There is no limit to the number of multiple volumes (maximum 65535), but in reality, as the number of volumes increases, the queue buffer delay may become severe and difficult to control. It is realistic to configure no more than 4 to 5 volumes in a 10G network.

Meta Disk

Depending on the capacity of the replication volume, you need to estimate the capacity of the metadisk. It requires about 33MB of meta disk space per 1TB of the replication volume, and for more accurate size, see Metadata Size Estimation.

Network

throughput

In a recent corporate environment, mirroring on a local network is generally configured with a bandwidth of 1 Gbps to 10 Gbps, and a remote replication environment (Disaster Recovery) for DR (Disaster Recovery) is generally operated with a lower bandwidth.
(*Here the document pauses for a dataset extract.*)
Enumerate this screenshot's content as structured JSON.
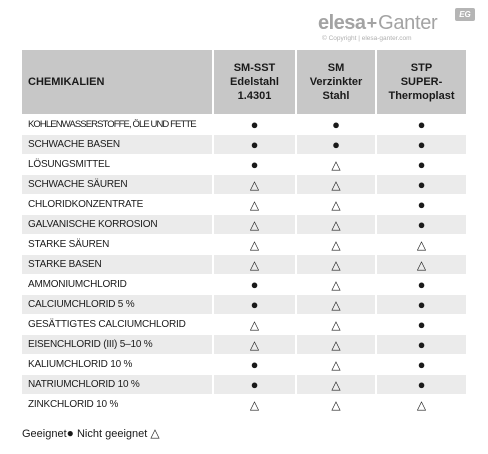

That is, it is applied to a wide range of network environments from very low bandwidth (10 ~ 100Mbps) to high bandwidth. However, because replication in a low-band network environment is bound to affect replication performance due to bandwidth limitations, consider such as linking replication accelerators for performance improvement.

ports

The mirroring ports for replication (specified in the configuration file) must be open. On Windows, additionally TCP loopback ports 5678, 5679 must be open for control.

Storage provisioning

It is only supported for the THICK provisioning method of storage provisioning. Thin provisioning environments with disk space reclamation are not compatible with BSR.